Does comprehensive physical knowledge look any different from decompressed logical knowledge? Logical facts seem to be facts about what remains true no matter where you are, but if you know everything about where you are already then the logical aspect of your knowledge doesn’t need to be acknowledged or represented. More concretely, if you have a detailed physical model of your selves, i.e. all instantiations of the program that is you, across all possible quantum branches, and you know that all of them like to eat cake, then there’s no additional information hidden in the logical fact “program X, i.e. me, likes to eat cake”. You can represent the knowledge either way, at least theoretically, which I think is Nesov’s point, maybe?

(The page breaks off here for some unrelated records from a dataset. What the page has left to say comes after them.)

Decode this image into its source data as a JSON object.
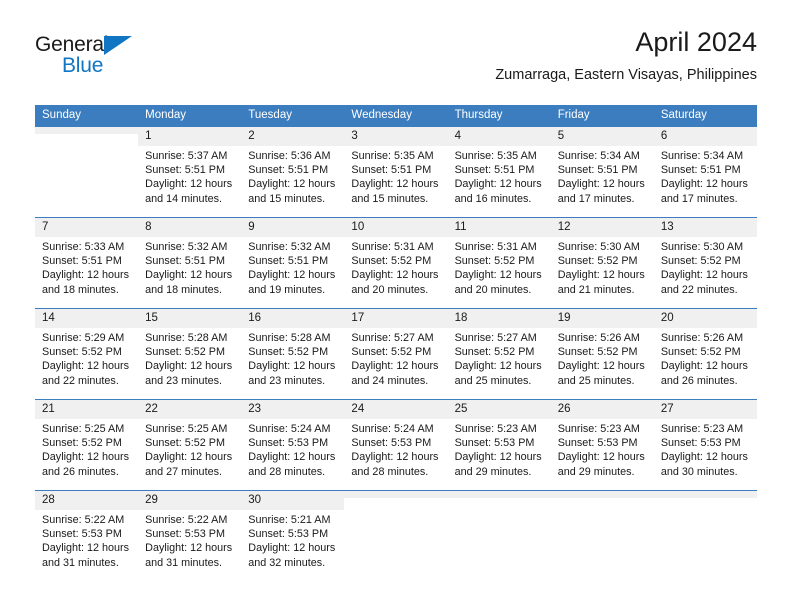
{
  "logo": {
    "word1": "General",
    "word2": "Blue",
    "triangle_color": "#1076c4"
  },
  "header": {
    "title": "April 2024",
    "location": "Zumarraga, Eastern Visayas, Philippines"
  },
  "theme": {
    "header_blue": "#3b7dbf",
    "daynum_gray": "#f0f0f0"
  },
  "weekdays": [
    "Sunday",
    "Monday",
    "Tuesday",
    "Wednesday",
    "Thursday",
    "Friday",
    "Saturday"
  ],
  "weeks": [
    [
      {
        "day": "",
        "sunrise": "",
        "sunset": "",
        "daylight1": "",
        "daylight2": ""
      },
      {
        "day": "1",
        "sunrise": "Sunrise: 5:37 AM",
        "sunset": "Sunset: 5:51 PM",
        "daylight1": "Daylight: 12 hours",
        "daylight2": "and 14 minutes."
      },
      {
        "day": "2",
        "sunrise": "Sunrise: 5:36 AM",
        "sunset": "Sunset: 5:51 PM",
        "daylight1": "Daylight: 12 hours",
        "daylight2": "and 15 minutes."
      },
      {
        "day": "3",
        "sunrise": "Sunrise: 5:35 AM",
        "sunset": "Sunset: 5:51 PM",
        "daylight1": "Daylight: 12 hours",
        "daylight2": "and 15 minutes."
      },
      {
        "day": "4",
        "sunrise": "Sunrise: 5:35 AM",
        "sunset": "Sunset: 5:51 PM",
        "daylight1": "Daylight: 12 hours",
        "daylight2": "and 16 minutes."
      },
      {
        "day": "5",
        "sunrise": "Sunrise: 5:34 AM",
        "sunset": "Sunset: 5:51 PM",
        "daylight1": "Daylight: 12 hours",
        "daylight2": "and 17 minutes."
      },
      {
        "day": "6",
        "sunrise": "Sunrise: 5:34 AM",
        "sunset": "Sunset: 5:51 PM",
        "daylight1": "Daylight: 12 hours",
        "daylight2": "and 17 minutes."
      }
    ],
    [
      {
        "day": "7",
        "sunrise": "Sunrise: 5:33 AM",
        "sunset": "Sunset: 5:51 PM",
        "daylight1": "Daylight: 12 hours",
        "daylight2": "and 18 minutes."
      },
      {
        "day": "8",
        "sunrise": "Sunrise: 5:32 AM",
        "sunset": "Sunset: 5:51 PM",
        "daylight1": "Daylight: 12 hours",
        "daylight2": "and 18 minutes."
      },
      {
        "day": "9",
        "sunrise": "Sunrise: 5:32 AM",
        "sunset": "Sunset: 5:51 PM",
        "daylight1": "Daylight: 12 hours",
        "daylight2": "and 19 minutes."
      },
      {
        "day": "10",
        "sunrise": "Sunrise: 5:31 AM",
        "sunset": "Sunset: 5:52 PM",
        "daylight1": "Daylight: 12 hours",
        "daylight2": "and 20 minutes."
      },
      {
        "day": "11",
        "sunrise": "Sunrise: 5:31 AM",
        "sunset": "Sunset: 5:52 PM",
        "daylight1": "Daylight: 12 hours",
        "daylight2": "and 20 minutes."
      },
      {
        "day": "12",
        "sunrise": "Sunrise: 5:30 AM",
        "sunset": "Sunset: 5:52 PM",
        "daylight1": "Daylight: 12 hours",
        "daylight2": "and 21 minutes."
      },
      {
        "day": "13",
        "sunrise": "Sunrise: 5:30 AM",
        "sunset": "Sunset: 5:52 PM",
        "daylight1": "Daylight: 12 hours",
        "daylight2": "and 22 minutes."
      }
    ],
    [
      {
        "day": "14",
        "sunrise": "Sunrise: 5:29 AM",
        "sunset": "Sunset: 5:52 PM",
        "daylight1": "Daylight: 12 hours",
        "daylight2": "and 22 minutes."
      },
      {
        "day": "15",
        "sunrise": "Sunrise: 5:28 AM",
        "sunset": "Sunset: 5:52 PM",
        "daylight1": "Daylight: 12 hours",
        "daylight2": "and 23 minutes."
      },
      {
        "day": "16",
        "sunrise": "Sunrise: 5:28 AM",
        "sunset": "Sunset: 5:52 PM",
        "daylight1": "Daylight: 12 hours",
        "daylight2": "and 23 minutes."
      },
      {
        "day": "17",
        "sunrise": "Sunrise: 5:27 AM",
        "sunset": "Sunset: 5:52 PM",
        "daylight1": "Daylight: 12 hours",
        "daylight2": "and 24 minutes."
      },
      {
        "day": "18",
        "sunrise": "Sunrise: 5:27 AM",
        "sunset": "Sunset: 5:52 PM",
        "daylight1": "Daylight: 12 hours",
        "daylight2": "and 25 minutes."
      },
      {
        "day": "19",
        "sunrise": "Sunrise: 5:26 AM",
        "sunset": "Sunset: 5:52 PM",
        "daylight1": "Daylight: 12 hours",
        "daylight2": "and 25 minutes."
      },
      {
        "day": "20",
        "sunrise": "Sunrise: 5:26 AM",
        "sunset": "Sunset: 5:52 PM",
        "daylight1": "Daylight: 12 hours",
        "daylight2": "and 26 minutes."
      }
    ],
    [
      {
        "day": "21",
        "sunrise": "Sunrise: 5:25 AM",
        "sunset": "Sunset: 5:52 PM",
        "daylight1": "Daylight: 12 hours",
        "daylight2": "and 26 minutes."
      },
      {
        "day": "22",
        "sunrise": "Sunrise: 5:25 AM",
        "sunset": "Sunset: 5:52 PM",
        "daylight1": "Daylight: 12 hours",
        "daylight2": "and 27 minutes."
      },
      {
        "day": "23",
        "sunrise": "Sunrise: 5:24 AM",
        "sunset": "Sunset: 5:53 PM",
        "daylight1": "Daylight: 12 hours",
        "daylight2": "and 28 minutes."
      },
      {
        "day": "24",
        "sunrise": "Sunrise: 5:24 AM",
        "sunset": "Sunset: 5:53 PM",
        "daylight1": "Daylight: 12 hours",
        "daylight2": "and 28 minutes."
      },
      {
        "day": "25",
        "sunrise": "Sunrise: 5:23 AM",
        "sunset": "Sunset: 5:53 PM",
        "daylight1": "Daylight: 12 hours",
        "daylight2": "and 29 minutes."
      },
      {
        "day": "26",
        "sunrise": "Sunrise: 5:23 AM",
        "sunset": "Sunset: 5:53 PM",
        "daylight1": "Daylight: 12 hours",
        "daylight2": "and 29 minutes."
      },
      {
        "day": "27",
        "sunrise": "Sunrise: 5:23 AM",
        "sunset": "Sunset: 5:53 PM",
        "daylight1": "Daylight: 12 hours",
        "daylight2": "and 30 minutes."
      }
    ],
    [
      {
        "day": "28",
        "sunrise": "Sunrise: 5:22 AM",
        "sunset": "Sunset: 5:53 PM",
        "daylight1": "Daylight: 12 hours",
        "daylight2": "and 31 minutes."
      },
      {
        "day": "29",
        "sunrise": "Sunrise: 5:22 AM",
        "sunset": "Sunset: 5:53 PM",
        "daylight1": "Daylight: 12 hours",
        "daylight2": "and 31 minutes."
      },
      {
        "day": "30",
        "sunrise": "Sunrise: 5:21 AM",
        "sunset": "Sunset: 5:53 PM",
        "daylight1": "Daylight: 12 hours",
        "daylight2": "and 32 minutes."
      },
      {
        "day": "",
        "sunrise": "",
        "sunset": "",
        "daylight1": "",
        "daylight2": ""
      },
      {
        "day": "",
        "sunrise": "",
        "sunset": "",
        "daylight1": "",
        "daylight2": ""
      },
      {
        "day": "",
        "sunrise": "",
        "sunset": "",
        "daylight1": "",
        "daylight2": ""
      },
      {
        "day": "",
        "sunrise": "",
        "sunset": "",
        "daylight1": "",
        "daylight2": ""
      }
    ]
  ]
}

But this only seems true about physically instantiated agents reasoning about decisions from a first person perspective so to speak, so I’m confused; there doesn’t seem to be a corresponding “physical” way to model how purely mathematical objects can ambiently control other purely mathematical objects. Is it assumed that such mathematical objects can only have causal influence by way of their showing up in a physically instantiated decision calculus somewhere (at least for our purposes)? Or is the ability of new decision theories to reason about purely mathematical objects considered relatively tangential to the decision theories’ defining features (even if it is a real advantage)?